The objective of exploratory data analysis (EDA) is to load data into structures most suitable for further analysis to identify and rectify any wrong/bad data and get basic insight into the data — the types of fields there are; whether they are categorical or not; how many missing values there are; how the fields are related; and so on.
EDA is the process of procuring, understanding, and deriving meaningful statistical insights from structured/unstructured data of interest.
Steps in EDA
- Loading the necessary libraries and setting them up
- Data collection
- Data wrangling/munging
- Data cleaning
- Obtaining descriptive statistics
- Visual inspection of the data
- Data cleaning
- Advanced visualisation techniques
Loading the necessary libraries and setting them up
import numpy as np
import pandas as pd
from scipy import stats
import seaborn as sn
import matplotlib.pyplot as plt
Data collection
Data source: comma-separated values (CSV) file, Excel files, web scrapes, binary files, and so on.
Data wrangling/munging
pandas.DataFrame.join(…)
lsuffix=
rsuffix=
For example:
merged_df = A.join(B, how='outer', lsuffix='_A', sort=True).join(C, how='outer', lsuffix='_B', rsuffix='_C', sort=True)
Data cleaning
Data cleaning refers to the process of addressing data errors coming from missing data, incorrect data values, and outliers.
Check if there are any rows where all values are missing (NaN),
merged_df[marged_df.isnull().all(axis=1)]
Find out how many rows exist that have at least one field that is missing/NaN,
merged_df[['Close_A', 'Close_B', 'Close_c']].isnull().any(axis=1).sum()

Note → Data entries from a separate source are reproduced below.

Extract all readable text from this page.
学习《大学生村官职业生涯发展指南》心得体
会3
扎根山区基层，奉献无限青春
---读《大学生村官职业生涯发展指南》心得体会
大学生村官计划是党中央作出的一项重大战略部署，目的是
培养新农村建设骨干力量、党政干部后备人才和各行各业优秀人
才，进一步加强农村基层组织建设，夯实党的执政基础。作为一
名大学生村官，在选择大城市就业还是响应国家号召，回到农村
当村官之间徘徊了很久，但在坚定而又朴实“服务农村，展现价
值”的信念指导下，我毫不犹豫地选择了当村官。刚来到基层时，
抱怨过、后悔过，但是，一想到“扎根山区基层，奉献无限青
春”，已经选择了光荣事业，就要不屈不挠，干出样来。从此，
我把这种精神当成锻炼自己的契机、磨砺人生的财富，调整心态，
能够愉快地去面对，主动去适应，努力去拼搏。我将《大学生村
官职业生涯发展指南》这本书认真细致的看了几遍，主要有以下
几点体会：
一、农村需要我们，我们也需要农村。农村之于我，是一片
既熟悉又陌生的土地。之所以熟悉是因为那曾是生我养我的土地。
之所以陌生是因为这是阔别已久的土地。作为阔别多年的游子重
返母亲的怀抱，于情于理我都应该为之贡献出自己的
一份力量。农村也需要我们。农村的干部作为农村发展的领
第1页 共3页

Need to have valid Close prices, and drop all rows where the Close price for any of the three instruments is missing,
valid_close_df = marged_df.dropna(subset=["Close_A', 'Close_B', 'Close_C'], how='any')
After dropping the missing Close prices, check no more missing Close price fields,
valid_close_df[['Close_A', 'Close_B', 'Close_C']].isnull().any(axis=1).sum()
Deal with rows that have NaN values for any of the other fields, starting with getting a sense of how many such rows exist,
valid_close_df.isnull().any(axis=1).sum()
Inspect a few of the rows with at least some fields with a missing value,
valid_close_df[valid_close_df.isnull().any(axis=1)]
Use the pandas.DataFrame.fillna(…) method with a method called backfill — this uses the next valid value after the missing value to fill in the missing value,
valid_close_complete = valide_close_df.fillna(method='backfill')
Check the result,
valid_close_complete.isnull().any(axis=1).sum()
Obtaining descriptive statistics
Generate the key basic statistics on data to build familiarity with each, with the DataFrame.describe(…) method,
pd.set_option('display.max_rows', None)
valid_close_complete.describe()
Visual inspection of the data
Plot the prices of A
valid_close_complete['Open_A'].plot(figsize=(12, 6), linestyle='--', color='black', legend='Open_A')
valid_close_complete['Close_A'].plot(figsize=(12, 6), linestyle='-', color='grey', legend='Close_A')
valid_close_complete['Low_A'].plot(figsize=(12, 6), linestyle=':', color='black', legend='Low_A')
valid_close_complete['High_A'].plot(figsize=(12, 6), linestyle='-.', color='grey', legend='High_A')
Plot the prices of C
valid_close_complete['Open_C'].plot(figsize=(12, 6), linestyle='--', color='black', legend='Open_C')
valid_close_complete['Close_C'].plot(figsize=(12, 6), linestyle='-', color='grey', legend='Close_C')
valid_close_complete['Low_C'].plot(figsize=(12, 6), linestyle=':', color='black', legend='Low_C')
valid_close_complete['High_C'].plot(figsize=(12, 6), linestyle='-.', color='grey', legend='High_C')
Further data cleaning to eliminate outlier values, interquartile range (IQR) and the Z-score.
The IQR method uses a percentile/quantile range of values over the entire dataset to identify and remove outliers.
The Z-score (or standard score) is obtained by subtracting the mean of the dataset from each data point and normalising the result by dividing by the standard deviation of the dataset.
Use scipy.stats,zscore(…) to compute Z-scores of each column in the price_only DataFrame, and then we use numpy.abs(…) to get the magnitude of the Z-scores.